En effet, difficile d'imaginer une telle génération tirer sa révérence sans avoir inscrit la moindre ligne à son palmarès international. Alors quel est exactement le problème ? "On se pose nous-mêmes la question et on n'a pas la réponse", rétorque Zokora. "C'est dur à avaler. Pourtant, tout est réuni pour gagner la Coupe d'Afrique. J'espère que 2010 sera la bonne. La Coupe du Monde 2006 nous a apporté beaucoup de maturité. On a joué contre les Pays-Bas et l'Argentine, ça va nous servir".
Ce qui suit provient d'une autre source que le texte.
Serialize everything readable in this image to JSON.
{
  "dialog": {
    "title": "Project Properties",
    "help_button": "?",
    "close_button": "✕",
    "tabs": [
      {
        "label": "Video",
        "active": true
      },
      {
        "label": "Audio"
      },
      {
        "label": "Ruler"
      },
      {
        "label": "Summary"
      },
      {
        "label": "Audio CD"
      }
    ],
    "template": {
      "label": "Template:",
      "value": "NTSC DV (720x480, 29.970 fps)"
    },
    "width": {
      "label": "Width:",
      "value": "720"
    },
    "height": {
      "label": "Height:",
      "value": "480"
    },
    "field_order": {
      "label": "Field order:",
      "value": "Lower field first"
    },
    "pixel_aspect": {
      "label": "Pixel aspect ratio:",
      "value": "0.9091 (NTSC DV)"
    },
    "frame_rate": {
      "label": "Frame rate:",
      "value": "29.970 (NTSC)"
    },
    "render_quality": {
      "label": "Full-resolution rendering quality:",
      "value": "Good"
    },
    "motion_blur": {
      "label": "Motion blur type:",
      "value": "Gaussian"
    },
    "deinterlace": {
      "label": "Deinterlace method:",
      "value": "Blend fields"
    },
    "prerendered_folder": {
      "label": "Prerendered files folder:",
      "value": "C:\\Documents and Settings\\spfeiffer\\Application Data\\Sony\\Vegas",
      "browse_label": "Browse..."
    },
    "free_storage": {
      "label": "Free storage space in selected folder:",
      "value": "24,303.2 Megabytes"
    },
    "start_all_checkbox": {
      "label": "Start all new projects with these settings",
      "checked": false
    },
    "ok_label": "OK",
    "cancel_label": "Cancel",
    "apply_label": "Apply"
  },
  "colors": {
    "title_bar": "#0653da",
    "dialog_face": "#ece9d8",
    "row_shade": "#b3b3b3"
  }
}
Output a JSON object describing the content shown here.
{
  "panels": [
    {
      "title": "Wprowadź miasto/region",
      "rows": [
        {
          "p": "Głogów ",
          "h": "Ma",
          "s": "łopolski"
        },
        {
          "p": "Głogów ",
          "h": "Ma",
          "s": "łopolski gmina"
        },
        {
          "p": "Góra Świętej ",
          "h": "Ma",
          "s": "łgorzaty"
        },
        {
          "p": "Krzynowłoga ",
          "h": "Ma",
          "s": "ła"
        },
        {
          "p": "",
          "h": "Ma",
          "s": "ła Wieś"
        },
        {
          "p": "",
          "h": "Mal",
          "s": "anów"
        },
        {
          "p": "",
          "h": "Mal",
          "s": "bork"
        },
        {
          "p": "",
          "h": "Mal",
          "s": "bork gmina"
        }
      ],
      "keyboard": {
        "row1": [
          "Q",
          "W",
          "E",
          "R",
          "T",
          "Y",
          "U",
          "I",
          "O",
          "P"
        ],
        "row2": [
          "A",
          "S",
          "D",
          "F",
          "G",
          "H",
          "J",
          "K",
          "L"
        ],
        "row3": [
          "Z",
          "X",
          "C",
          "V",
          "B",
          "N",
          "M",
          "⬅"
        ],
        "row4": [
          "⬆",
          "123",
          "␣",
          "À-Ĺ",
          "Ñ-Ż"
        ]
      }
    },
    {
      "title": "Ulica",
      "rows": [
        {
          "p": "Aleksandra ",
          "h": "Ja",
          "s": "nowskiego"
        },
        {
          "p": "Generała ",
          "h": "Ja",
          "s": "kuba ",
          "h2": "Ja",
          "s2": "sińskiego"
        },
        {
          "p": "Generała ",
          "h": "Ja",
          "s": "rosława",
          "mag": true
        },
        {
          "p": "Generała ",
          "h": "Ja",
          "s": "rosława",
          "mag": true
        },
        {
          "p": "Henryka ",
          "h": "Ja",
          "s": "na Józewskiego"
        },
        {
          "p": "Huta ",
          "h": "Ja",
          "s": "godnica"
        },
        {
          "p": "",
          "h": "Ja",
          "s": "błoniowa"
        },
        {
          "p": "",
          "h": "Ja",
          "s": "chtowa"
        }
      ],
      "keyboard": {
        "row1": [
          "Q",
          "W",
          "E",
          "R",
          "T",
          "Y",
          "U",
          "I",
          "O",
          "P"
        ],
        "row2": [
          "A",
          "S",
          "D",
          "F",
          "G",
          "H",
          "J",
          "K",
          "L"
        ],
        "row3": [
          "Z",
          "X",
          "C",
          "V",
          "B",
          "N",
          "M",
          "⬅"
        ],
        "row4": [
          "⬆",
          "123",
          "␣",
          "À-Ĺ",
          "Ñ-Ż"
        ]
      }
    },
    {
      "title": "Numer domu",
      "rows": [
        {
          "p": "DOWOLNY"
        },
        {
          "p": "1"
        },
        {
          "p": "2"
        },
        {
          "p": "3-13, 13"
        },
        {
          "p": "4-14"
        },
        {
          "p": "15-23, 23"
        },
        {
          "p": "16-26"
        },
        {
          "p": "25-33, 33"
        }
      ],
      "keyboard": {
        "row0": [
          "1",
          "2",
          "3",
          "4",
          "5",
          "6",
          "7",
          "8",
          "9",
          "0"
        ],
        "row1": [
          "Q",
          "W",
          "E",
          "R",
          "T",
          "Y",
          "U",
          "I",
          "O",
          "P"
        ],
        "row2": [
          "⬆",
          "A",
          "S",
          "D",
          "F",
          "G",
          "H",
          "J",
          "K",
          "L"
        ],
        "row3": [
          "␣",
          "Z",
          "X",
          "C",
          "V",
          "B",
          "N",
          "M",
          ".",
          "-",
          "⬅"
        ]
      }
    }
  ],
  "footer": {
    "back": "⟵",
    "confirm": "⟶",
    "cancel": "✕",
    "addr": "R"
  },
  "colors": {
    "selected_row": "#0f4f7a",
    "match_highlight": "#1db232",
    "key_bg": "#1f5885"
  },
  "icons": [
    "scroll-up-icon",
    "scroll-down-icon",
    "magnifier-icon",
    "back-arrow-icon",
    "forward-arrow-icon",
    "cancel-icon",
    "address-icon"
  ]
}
En trois semaines, les finalistes de la CAN 2006 vont être confrontés aux premiers choix de Halilhodzic. Les adversaires (Mozambique, Madagascar, Botswana) n'ont rien de terreurs continentales. L'occasion donc pour l'ex-attaquant du FC Nantes de prendre ses repères et dresser un premier constat. La pression montera ensuite. Doucement mais sûrement.

"Une grande fierté"
Car personne au pays n'imagine les Eléphants absents de la première Coupe du Monde de la FIFA de l'histoire sur le sol africain. Et surtout pas son milieu défensif : "La Coupe du monde c'est le sommet. Déjà, le fait de l'avoir jouée en 2006, c'était un rêve. Lorsqu'on a rencontré l'Argentine, pendant l'hymne, c'était magnifique, un moment inoubliable. Alors la jouer sur le continent africain, vous imaginez ? On ne peut pas rater ça. Non, on ne peut vraiment pas", s'emballe Zokora.

"C'est une grande fierté, la plus grande peut-être pour un footballeur africain. Quand j'étais jeune, je me disais : 'Jamais un pays africain n'organisera la Coupe du monde ?' Et là, c'est fait ! On a la chance de faire ça en Afrique du Sud, qui est un pays magnifique. Tout sera réuni pour qu'un pays africain remporte ce trophée. ça serait le plus beau des cadeaux. Peu importe le pays, ça serait une fête pour tous les Africains. Bon, j'espère que ça sera la Côte d'Ivoire" concède dans un éclat de rire l'un des chouchous de White Hart Lane. La longue route qui mène à l'Afrique du Sud commence dimanche. Une première marche à franchir sans tracas pour tirer plus de certitudes que de doutes.